Most of the “M” signs have been taken down because the line will stop running in the Financial District, Civic Center and Chinatown as of Sunday. The M is being re-routed on the V line, which is being axed to help close the M.T.A. budget gap.
Another of the large cuts coming to Lower Manhattan is to the M9, which will no longer stop in Battery Park City, cutting the southern neighborhood from the East Side.
“I’m a big fan of Chinatown,” said Dee Imberg, who takes the bus often to shop for foods she can’t find elsewhere. She sees plenty of senior citizens doing the same thing, but Imberg is less concerned about her shopping opportunities than she is about her daughter and at least dozens of others in B.P.C. whose children will have a longer trip to school.
Imberg’s child is starting at the Manhattan Academy of Technology in September and will have to walk an additional 10 minutes to the new bus stop to get to the Chinatown middle school.
Students at least won’t have to worry about costs as the state Legislature last week did manage to approve enough money to save the MetroCard student discount program. But that’s about all of the help that is coming from the state, which may be able to finally approve a budget by next week, almost three months late.

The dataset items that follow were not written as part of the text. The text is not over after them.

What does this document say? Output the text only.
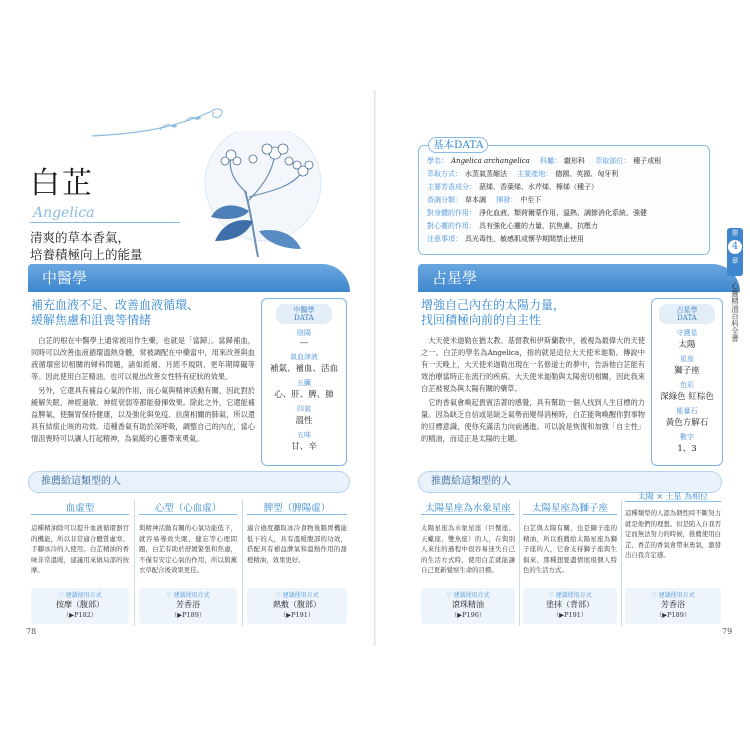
白芷
Angelica
清爽的草本香氣，
培養積極向上的能量
中醫學
補充血液不足、改善血液循環、
緩解焦慮和沮喪等情緒
白芷的根在中醫學上通常被用作生藥，也就是「當歸」。當歸補血，同時可以改善血液循環溫熱身體，常被調配在中藥當中，用來改善與血液循環密切相關的婦科問題，諸如經痛、月經不規則、更年期障礙等等。因此使用白芷精油，也可以視出改善女性特有症狀的效果。
另外，它還具有補益心氣的作用，而心氣與精神活動有關，因此對於緩解失眠、神經過敏、神經衰弱等都能發揮效果。除此之外，它還能補益脾氣，使腸胃保持健康，以及強化與免疫、抗菌相關的肺氣，所以還具有結痰止咳的功效。這種香氣有助於深呼吸，調整自己的內在，當心情沮喪時可以讓人打起精神，為氣餒的心靈帶來勇氣。
中醫學
DATA
陰陽
—
氣血津液
補氣、補血、活血
五臟
心、肝、脾、肺
四氣
溫性
五味
甘、辛
推薦給這類型的人
血虛型
這種精油除可以提升血液循環器官的機能，所以非常適合體質虛寒、手腳冰冷的人使用。白芷精油的香味非常溫暖，建議用來做局部的按摩。
♡ 建議使用方式
按摩（腹部）
（▶P182）
心型（心血虛）
與精神活動有關的心氣功能低下，就容易導致失眠、健忘等心理問題，白芷有助於舒緩緊張和焦慮，不僅有安定心氣的作用，所以與薰衣草配合後效果更佳。
♡ 建議使用方式
芳香浴
（▶P189）
脾型（脾陽虛）
適合過度攝取冰冷食物後腸胃機能低下的人，具有溫暖腹部的功效，搭配具有補益脾氣和溫熱作用的甜橙精油，效果更好。
♡ 建議使用方式
熱敷（腹部）
（▶P191）
78
學名： Angelica archangelica 科屬： 繖形科 萃取部位： 種子或根
萃取方式： 水蒸氣蒸餾法 主要產地： 德國、英國、匈牙利
主要芳香成分： 蒎烯、香葉烯、水芹烯、檸烯（種子）
香調分類： 草本調 揮發： 中至下
對身體的作用： 淨化血液、類荷爾蒙作用、溫熱、調節消化系統、強健
對心靈的作用： 具有強化心靈的力量，抗焦慮、抗壓力
注意事項： 具光毒性，敏感肌或懷孕期間禁止使用
基本DATA
占星學
增強自己內在的太陽力量，
找回積極向前的自主性
大天使米迦勒在猶太教、基督教和伊斯蘭教中，被視為最偉大的天使之一。白芷的學名為Angelica，指的就是這位大天使米迦勒。傳說中有一天晚上，大天使米迦勒出現在一名修道士的夢中，告訴他白芷能有效治療當時正在流行的疾病。大天使米迦勒與太陽密切相關，因此我來白芷被視為與太陽有關的藥草。
它的香氣會喚起貴賓活著的感覺，具有幫助一個人找到人生目標的力量。因為缺乏自信或是缺乏氣勢而變得消極時，白芷能夠喚醒你對事物的目標意識，使你充滿活力向前邁進。可以說是恢復和加強「自主性」的精油，而這正是太陽的主題。
占星學
DATA
守護星
太陽
星座
獅子座
色彩
深綠色 紅棕色
能量石
黃色方解石
數字
1、3
推薦給這類型的人
太陽星座為水象星座
太陽星座為水象星座（巨蟹座、天蠍座、雙魚座）的人，在與別人來往的過程中很容易迷失自己的生活方式時，使用白芷就能讓自己更新覺察生命的目標。
♡ 建議使用方式
滾珠精油
（▶P196）
太陽星座為獅子座
白芷與太陽有關，也是獅子座的精油，所以推薦給太陽星座為獅子座的人，它會支持獅子座與生俱來、那種想要盡情展現個人特色的生活方式。
♡ 建議使用方式
塗抹（背部）
（▶P191）
太陽 × 土星 為相位
這種類型的人認為個性時不斷努力就是他們的理想。但是陷入自我否定而無法努力的時候，推薦使用白芷、香芷的香氣會帶來勇氣，激發出自我肯定感。
♡ 建議使用方式
芳香浴
（▶P189）
79
第
4
章
心靈精油百科全書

Albany is really only able to not deal with one crisis at a time. The subway and buses will have to suffer through the “doomsday” cuts.
The governor and Legislature are on safe ground giving short shrift to transportation because straphangers seldom blame them for fare hikes and service cuts. Sure the Metropolitan Transportation Authority is at fault too, but regardless of the authority’s shortcomings, it would be on much sounder financial footing if the state hadn’t repeatedly forced it to take on more debt to keep the trains running. Albany also said no to many billions of dollars in transit money when it dithered twice over the last two years on traffic pricing.
If the state passed the mayor’s congestion pricing plan in 2008, it would have also received $350 million in federal money. Legislators felt it was much more important to let drivers come into Manhattan for free, clog the streets and pollute the air than it was for lower income subway riders to pay for better service.
It was framed as as a choice between drivers paying more or not, but in reality, giving them a free ride amounts to all of us paying for their pollution while losing billions for subways and buses.
Even though most people take mass transit instead of driving, no one suffered at the ballot box because opposition was passionate and support was lukewarm. Many were skeptical whether the transit system would really expand with the new tolls.
The way around that may be to use some of the drivers’ money to reduce fares, as transit advocate Charles Komanoff has argued on these pages. A real, immediate benefit like that might be enough to pressure lawmakers into helping most of their constituents.
Until then, we can all wait longer for buses and squeeze into more crowded trains. Oh, by the way, the M.T.A. said this week it needed to reduce bus service a little more.